News

Is this the first Universal Mobile Credit Card?

by Guy Kewney | posted on 12 February 2002


While Vodafone made quite a splash with its "micro-payment" mechanism for spending sums smaller than five pounds, this only works for Vodafone subscribers. Bango works on them all.

Guy Kewney

You can, today, buy something trivial - say, a trendy ring-tone for your phone - over the Internet. But if you've got a Vodafone phone, you can't buy the ringtone from Cellnet. Or from Orange.

But you can set up a micro-payment account with startup Bango.net which will spend the odd 25 pence or so on trivia - say, sending a snapshot home from holiday? - and it will work whatever phone company provides your handset.

<1/> Jim Wadsworth

Ray Anderson, founder and CEO of Bango.net says he is "enabling content providers to charge for services. For example," he suggested, "you might like to notify your subscribers of news stories via SMS, and they might decide it was worth paying five cents to see the story there and then. How are you going to collect the money?"
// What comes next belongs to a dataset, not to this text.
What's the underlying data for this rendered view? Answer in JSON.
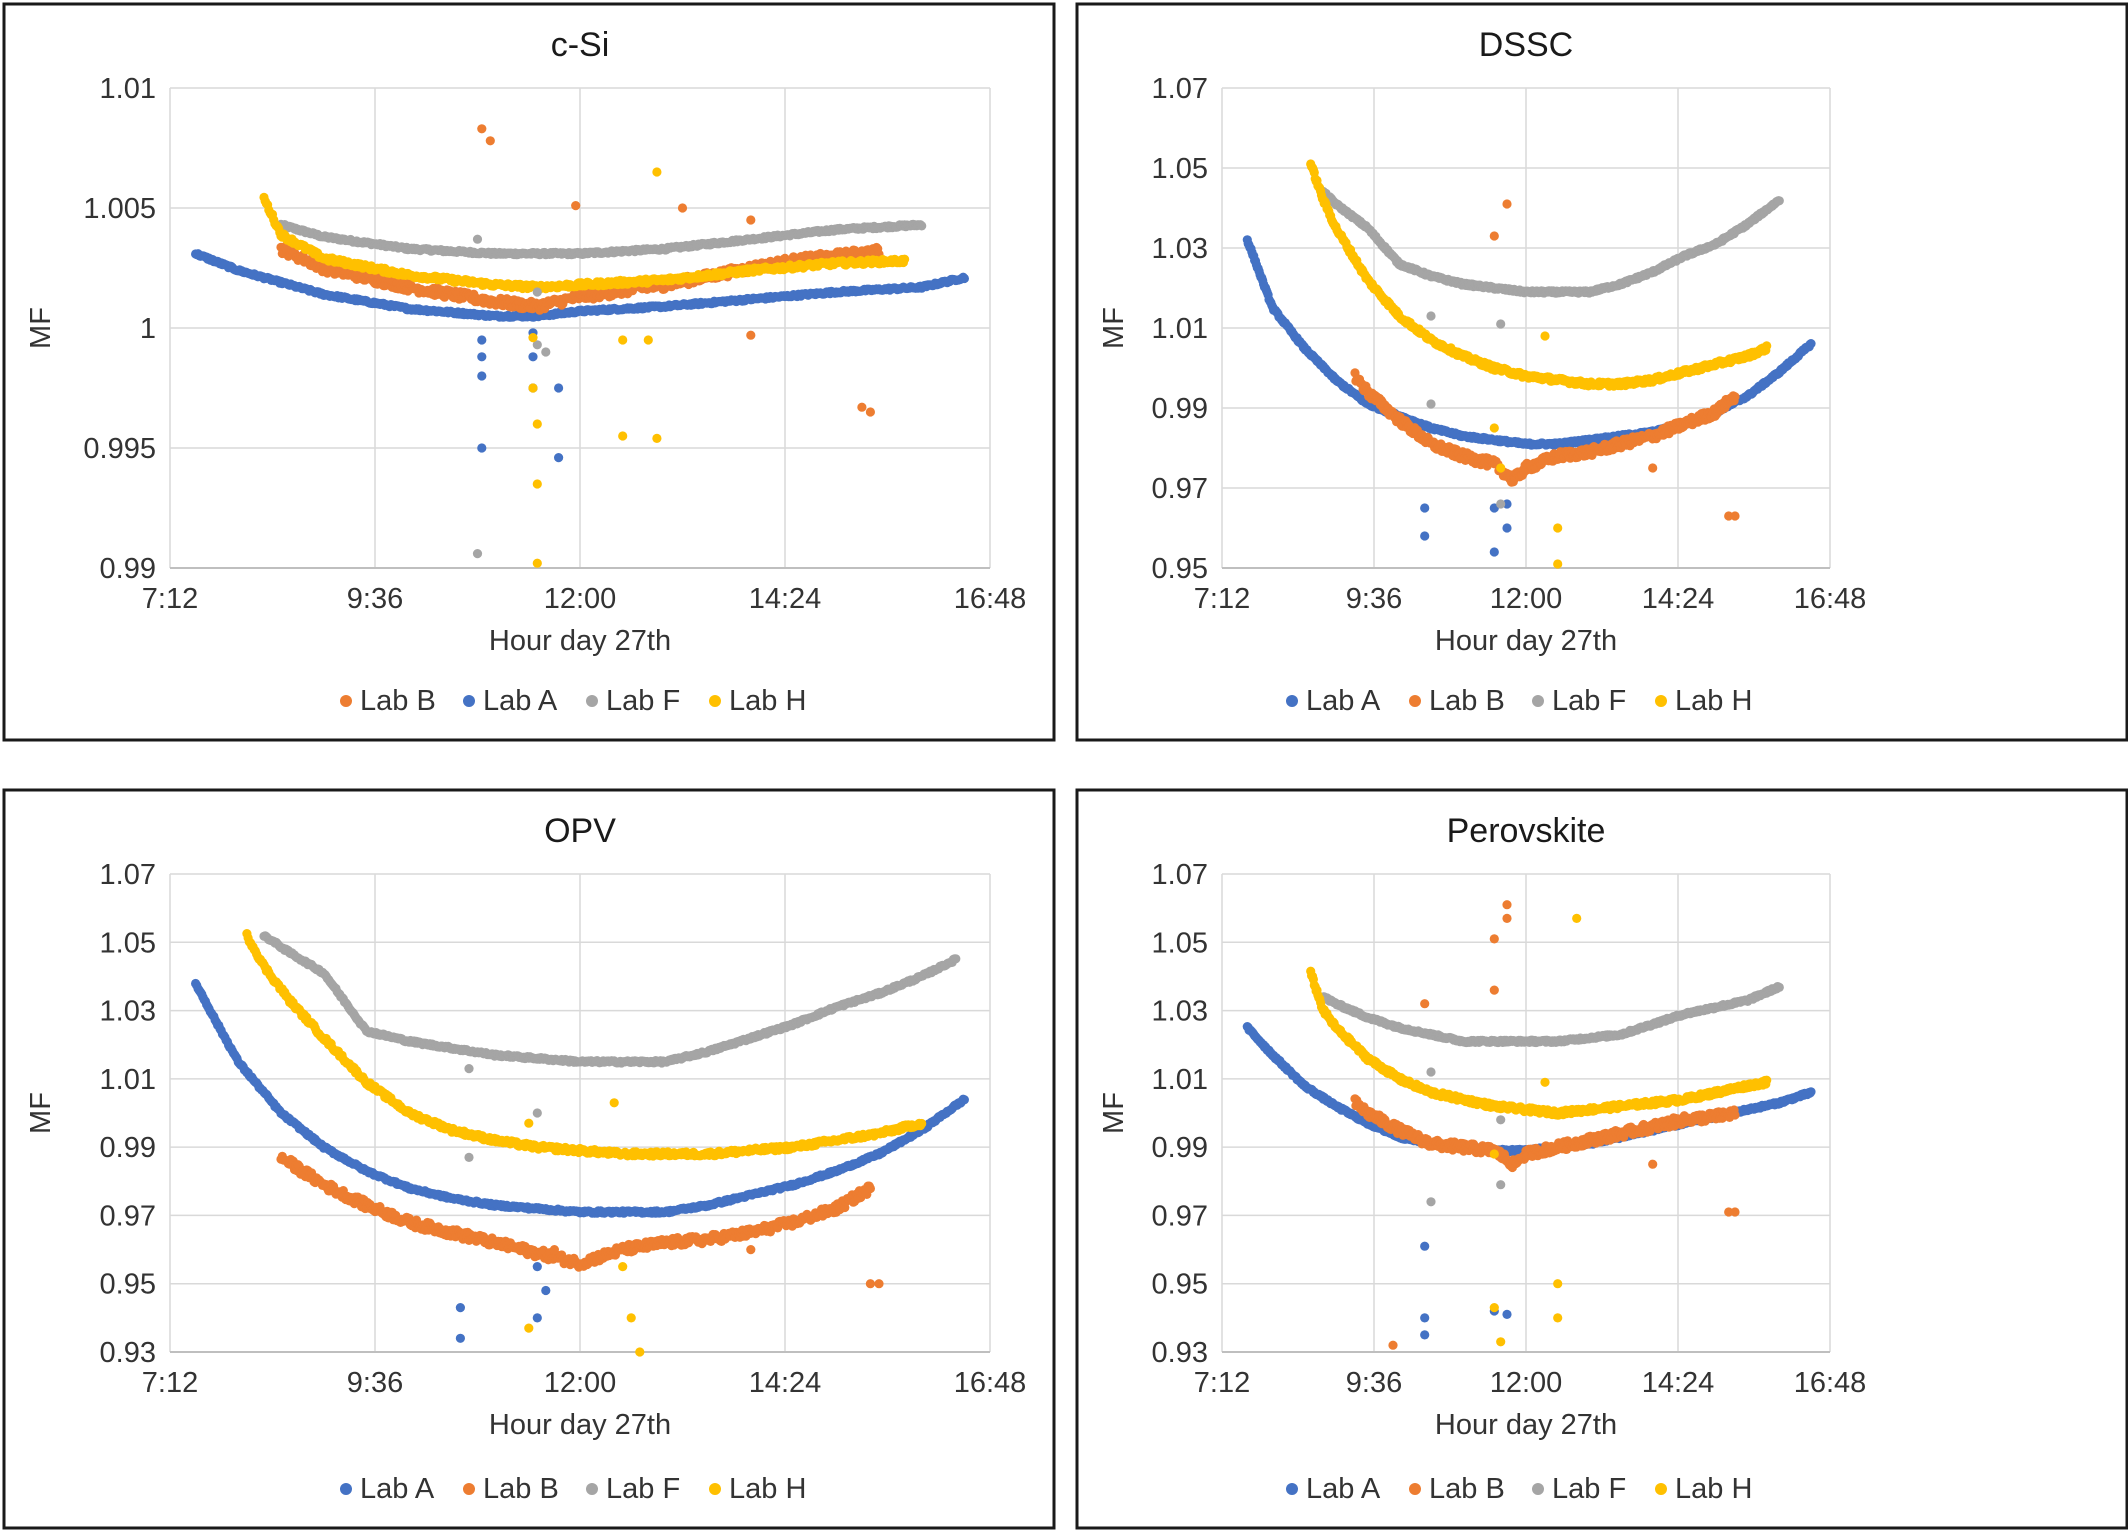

I could do it for Vodafone subscribers, by setting up an account with them. And then I'd have to do it for Cellnet. And then for Telia. And then for Orange, and then for One-2-One; then Movistar in Spain, and so on.

Or, I could set up with Bango.net, who are "partners" with all of the above.

This isn't to decry the product announced by Jim Wadsworth of Vodafone at the same mobile commerce exhibition at Olympia, London, this week. Far from it; Vodafone will make its share of every transaction that goes through Bango.net - and without Vodafone's "m-pay bill" product, Bango couldn't operate.